Arrested Development is back! The Emmy Award winning, critically acclaimed comedy had its original run unceremoniously canceled in 2006, when Fox aired the final four episodes of season three during the opening ceremonies of the Winter Olympics. Like anyone who spent the last seven years rewatching the entire series multiple times, I’ve been looking forward to watching the new episodes since they were officially announced last year. So when they came out on Netflix Sunday afternoon, I wasted little time sleeping or working and immediately started watching. Here are some spoiler-free thoughts on the new episodes.
Arrested Development was the single most rewatchable show in history. The writers connected things so well, both within a single episode and across multiple seasons, that perceptive viewers were rewarded on a second, third, and fourth viewing. It was as much a game as a television experience, as fans searched for every little detail we could find. In the new episodes it seems to be the focus of the writers to connect every detail meticulously. Scenes are repeated in multiple episodes from multiple points of view, unveiling exactly what was happening slowly but surely over the course of the eight hours or so of new show. In fact, eight hours is probably closer to six or seven due to all the repeated scenes, though the payoff gets better each time. The new season is full of the kind of background action and sight gags that the fanbase loves. I had only watched a few episodes when I made plans to watch them all again this weekend.

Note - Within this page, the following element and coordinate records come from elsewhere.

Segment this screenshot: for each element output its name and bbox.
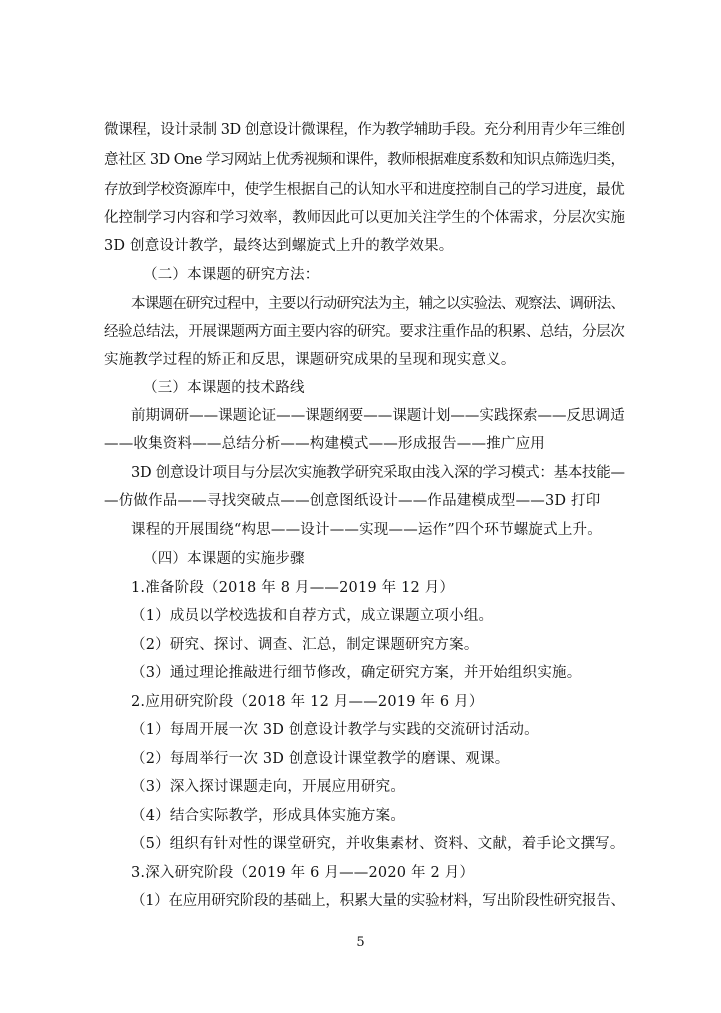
text-line: 化控制学习内容和学习效率，教师因此可以更加关注学生的个体需求，分层次实施 bbox=[104, 210, 625, 226]
text-line: —仿做作品——寻找突破点——创意图纸设计——作品建模成型——3D 打印 bbox=[104, 493, 601, 509]
text-line: 本课题在研究过程中，主要以行动研究法为主，辅之以实验法、观察法、调研法、 bbox=[131, 296, 625, 312]
text-line: 实施教学过程的矫正和反思，课题研究成果的呈现和现实意义。 bbox=[104, 352, 516, 368]
list-item: （1）在应用研究阶段的基础上，积累大量的实验材料，写出阶段性研究报告、 bbox=[131, 893, 625, 909]
stage-heading: 1.准备阶段（2018 年 8 月——2019 年 12 月） bbox=[131, 580, 455, 596]
text-line: 3D 创意设计教学，最终达到螺旋式上升的教学效果。 bbox=[104, 238, 454, 254]
list-item: （1）每周开展一次 3D 创意设计教学与实践的交流研讨活动。 bbox=[131, 722, 539, 738]
section-heading: （四）本课题的实施步骤 bbox=[143, 551, 305, 567]
page-number: 5 bbox=[356, 935, 365, 950]
text-line: ——收集资料——总结分析——构建模式——形成报告——推广应用 bbox=[104, 436, 545, 452]
list-item: （3）通过理论推敲进行细节修改，确定研究方案，并开始组织实施。 bbox=[131, 665, 582, 681]
list-item: （2）研究、探讨、调查、汇总，制定课题研究方案。 bbox=[131, 637, 479, 653]
list-item: （4）结合实际教学，形成具体实施方案。 bbox=[131, 808, 406, 824]
section-heading: （三）本课题的技术路线 bbox=[143, 380, 305, 396]
text-line: 3D 创意设计项目与分层次实施教学研究采取由浅入深的学习模式：基本技能— bbox=[131, 465, 625, 481]
list-item: （3）深入探讨课题走向，开展应用研究。 bbox=[131, 779, 406, 795]
text-line: 课程的开展围绕“构思——设计——实现——运作”四个环节螺旋式上升。 bbox=[131, 522, 602, 538]
list-item: （2）每周举行一次 3D 创意设计课堂教学的磨课、观课。 bbox=[131, 751, 510, 767]
list-item: （5）组织有针对性的课堂研究，并收集素材、资料、文献，着手论文撰写。 bbox=[131, 836, 625, 852]
section-heading: （二）本课题的研究方法： bbox=[143, 267, 320, 283]
stage-heading: 2.应用研究阶段（2018 年 12 月——2019 年 6 月） bbox=[131, 694, 484, 710]
text-line: 存放到学校资源库中，使学生根据自己的认知水平和进度控制自己的学习进度，最优 bbox=[104, 182, 625, 198]
text-line: 经验总结法，开展课题两方面主要内容的研究。要求注重作品的积累、总结，分层次 bbox=[104, 324, 625, 340]
text-line: 前期调研——课题论证——课题纲要——课题计划——实践探索——反思调适 bbox=[131, 408, 625, 424]
stage-heading: 3.深入研究阶段（2019 年 6 月——2020 年 2 月） bbox=[131, 865, 475, 881]
text-line: 意社区 3D One 学习网站上优秀视频和课件，教师根据难度系数和知识点筛选归类， bbox=[104, 152, 625, 168]
list-item: （1）成员以学校选拔和自荐方式，成立课题立项小组。 bbox=[131, 608, 494, 624]
text-line: 微课程，设计录制 3D 创意设计微课程，作为教学辅助手段。充分利用青少年三维创 bbox=[104, 122, 625, 138]
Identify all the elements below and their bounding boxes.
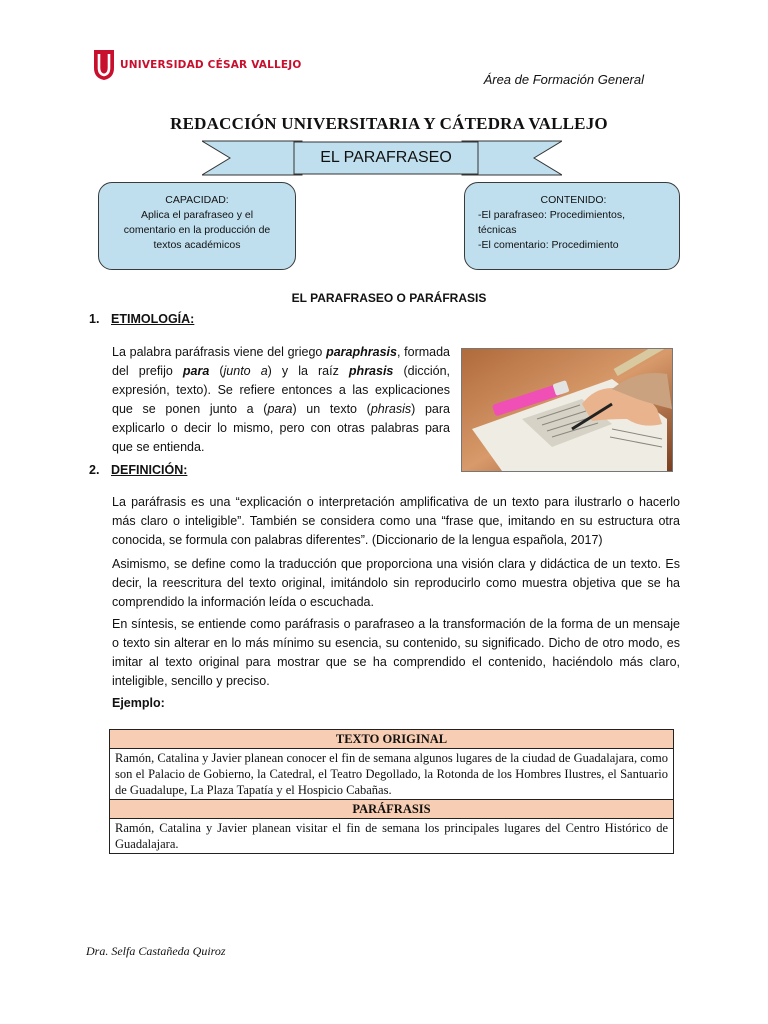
capacidad-box xyxy=(98,182,296,270)
table-row xyxy=(110,730,674,749)
writing-photo xyxy=(461,348,673,472)
area-label: Área de Formación General xyxy=(483,72,644,87)
contenido-box xyxy=(464,182,680,270)
text-run: ) y la raíz xyxy=(267,364,349,378)
ucv-logo-icon xyxy=(94,50,114,80)
original-header: TEXTO ORIGINAL xyxy=(110,730,674,749)
table-row xyxy=(110,819,674,854)
text-run: La palabra paráfrasis viene del griego xyxy=(112,345,327,359)
ejemplo-label: Ejemplo: xyxy=(112,696,165,710)
contenido-line: técnicas xyxy=(478,224,517,236)
paraphrase-header: PARÁFRASIS xyxy=(110,800,674,819)
term-para: para xyxy=(182,364,210,378)
table-row xyxy=(110,800,674,819)
university-logo xyxy=(94,50,302,80)
definicion-paragraph-1: La paráfrasis es una “explicación o interpretación amplificativa de un texto para ilustrarlo o hacerlo más claro o inteligible”. También se considera como una “frase que, imitando en su estructura otra conocida, se formula con palabras diferentes”. (Diccionario de la lengua española, 2017) xyxy=(112,495,680,547)
example-table xyxy=(109,729,674,854)
contenido-label: CONTENIDO: xyxy=(540,194,607,206)
paraphrase-text: Ramón, Catalina y Javier planean visitar el fin de semana los principales lugares del Centro Histórico de Guadalajara. xyxy=(110,819,674,854)
definicion-heading xyxy=(89,463,187,477)
etimologia-heading xyxy=(89,312,194,326)
capacidad-line: Aplica el parafraseo y el xyxy=(140,209,254,221)
capacidad-label: CAPACIDAD: xyxy=(165,194,229,206)
term-junto-a: junto a xyxy=(223,364,268,378)
page-title: REDACCIÓN UNIVERSITARIA Y CÁTEDRA VALLEJO xyxy=(170,114,608,133)
heading-label: DEFINICIÓN: xyxy=(111,463,188,477)
term-phrasis: phrasis xyxy=(348,364,394,378)
university-name: UNIVERSIDAD CÉSAR VALLEJO xyxy=(120,59,302,71)
heading-number: 1. xyxy=(89,312,100,326)
text-run: , formada del prefijo xyxy=(112,345,450,378)
text-run: (dicción, expresión, texto). Se refiere entonces a las explicaciones que se ponen junto a ( xyxy=(112,364,451,416)
text-run: ) para explicarlo o decir lo mismo, pero con otras palabras para que se entienda. xyxy=(112,402,451,454)
text-run: ( xyxy=(209,364,224,378)
contenido-line: -El parafraseo: Procedimientos, xyxy=(478,209,626,221)
term-phrasis: phrasis xyxy=(370,402,412,416)
term-para: para xyxy=(267,402,293,416)
ribbon-title: EL PARAFRASEO xyxy=(320,149,452,166)
writing-illustration-icon xyxy=(462,349,672,471)
author-footer: Dra. Selfa Castañeda Quiroz xyxy=(86,944,226,958)
contenido-line: -El comentario: Procedimiento xyxy=(478,239,619,251)
heading-number: 2. xyxy=(89,463,100,477)
term-paraphrasis: paraphrasis xyxy=(326,345,397,359)
table-row xyxy=(110,749,674,800)
capacidad-line: textos académicos xyxy=(153,239,241,251)
heading-label: ETIMOLOGÍA: xyxy=(111,312,195,326)
capacidad-line: comentario en la producción de xyxy=(123,224,271,236)
original-text: Ramón, Catalina y Javier planean conocer el fin de semana algunos lugares de la ciudad de Guadalajara, como son el Palacio de Gobierno, la Catedral, el Teatro Degollado, la Rotonda de los Hombres Ilustres, el Santuario de Guadalupe, La Plaza Tapatía y el Hospicio Cabañas. xyxy=(110,749,674,800)
section-title: EL PARAFRASEO O PARÁFRASIS xyxy=(291,291,487,305)
text-run: ) un texto ( xyxy=(292,402,371,416)
etimologia-paragraph xyxy=(112,343,450,457)
definicion-paragraph-2: Asimismo, se define como la traducción que proporciona una visión clara y didáctica de un texto. Es decir, la reescritura del texto original, imitándolo sin reproducirlo como muestra objetiva que se ha comprendido la información leída o escuchada. xyxy=(112,557,680,609)
definicion-paragraph-3: En síntesis, se entiende como paráfrasis o parafraseo a la transformación de la forma de un mensaje o texto sin alterar en lo más mínimo su esencia, su contenido, su significado. Dicho de otro modo, es imitar al texto original para mostrar que se ha comprendido el contenido, haciéndolo más claro, inteligible, sencillo y preciso. xyxy=(112,617,680,688)
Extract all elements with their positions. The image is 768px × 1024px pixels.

These new episodes are funny. There is no shortage of callbacks to old jokes, and the new material is still as clever as anything on television (er, Netflix). There have always been great names (George Michael, Gob, Maeby/Shirley), but they really outdo themselves with some of the new folks. And the new characters themselves are actually quite strong, with a number of them every bit as good as any recurring characters from the original run. The Bluths themselves generally look like worse humans than we last saw heading down old South America way, but then laughing at terrible people always has been a foundational part of comedy. Moments of season four are as funny as anything I’ve seen on television since season three.
The strength of the original series was built on the backs of the characters interacting with each other in so many different ridiculous ways. When the entire family was in on an act, it often led to great moments of hilarious Bluth chaos. For whatever reason (scheduling conflicts, most likely) the new season has few scenes of more than two or three main players together. Some strong new characters were introduced to help fill some of the space, but other gaps were filled by some of the least compelling recurring characters from the original run. Lucille 2 is great when she’s got the dizzies, but she isn’t a protagonist.
The new season is structured with each episode focusing on one main character, some getting a double helping. Unfortunately, this shines a harsh light on the limits of some of our beloved Bluths. For the first three seasons, it turns out, Michael was keeping more than the family together. Season four gives us one episode about a mother, or a daughter, or a son-in-law, or a niece, or maybe the original son this time, but without Michael in the center it really starts to unravel. George Sr. in particular has trouble carrying two episodes on his own, and putting them both near the beginning of the season made it glaringly obvious. By marginalizing Michael for episodes at a time, the creative team made a huge mistake.
The new episodes are weird. There are a few running jokes that come from nowhere and lead directly back, and some moments are darker than anything we’ve seen before. Most of the Bluths haven’t had a great last few years, and it’s not always fun to watch them spiral toward the horrible places they seem to be heading. (Let me be clear: it’s very funny. Just not always fun.) The first handful of episodes are the weakest of the bunch, and among the worst of all four seasons. I like a lot of the new characters, but Young Lucille and George (Kristen Wiig and Seth Rogen) are unsettling. There were a number of jokes with a racial component that I’m not sure what to make of, adding to the discomfort. Ron Howard’s narration is generally as good as ever, but sometimes he seems to be making up for things that they forgot to have the characters do or say. The challenge of fitting five years of story into fifteen episodes was daunting, no doubt, but keeping track of the year proved difficult at times. It would be unrealistic to expect everything to work like it did in 2006, but a few scenes stick out rather than stand out.
Which brings me to the ending. No spoilers, other than to say it doesn’t really end. The final episode is as funny as any of the new season, but as you feel the clock ticking toward 30 minutes, it becomes obvious that no tidy resolution is on the way. The loose ends are going to fuel speculation of a film, and I hope it happens, but if this is the end, I suppose I’m OK with it. The reality is that we got fifteen more episodes than we used to have. Season four is every bit as bingeable as the first three, even if the first few episodes are more setup than punchline. (Maybe after memorizing the important parts they’ll be easier to skip…) The joy of watching Arrested Development has always been in the laugh that came a beat after the joke, or after the second (third) time through. Occasionally you’ll notice how much older everyone looks, and how empty the model home and penthouse feel with only two people there. Then Tobias will open his mouth and you’ll remember why this show was so great to begin with. I know I’ll be on the couch again this weekend, looking for whatever becomes the blue handprint or Come on! of season four.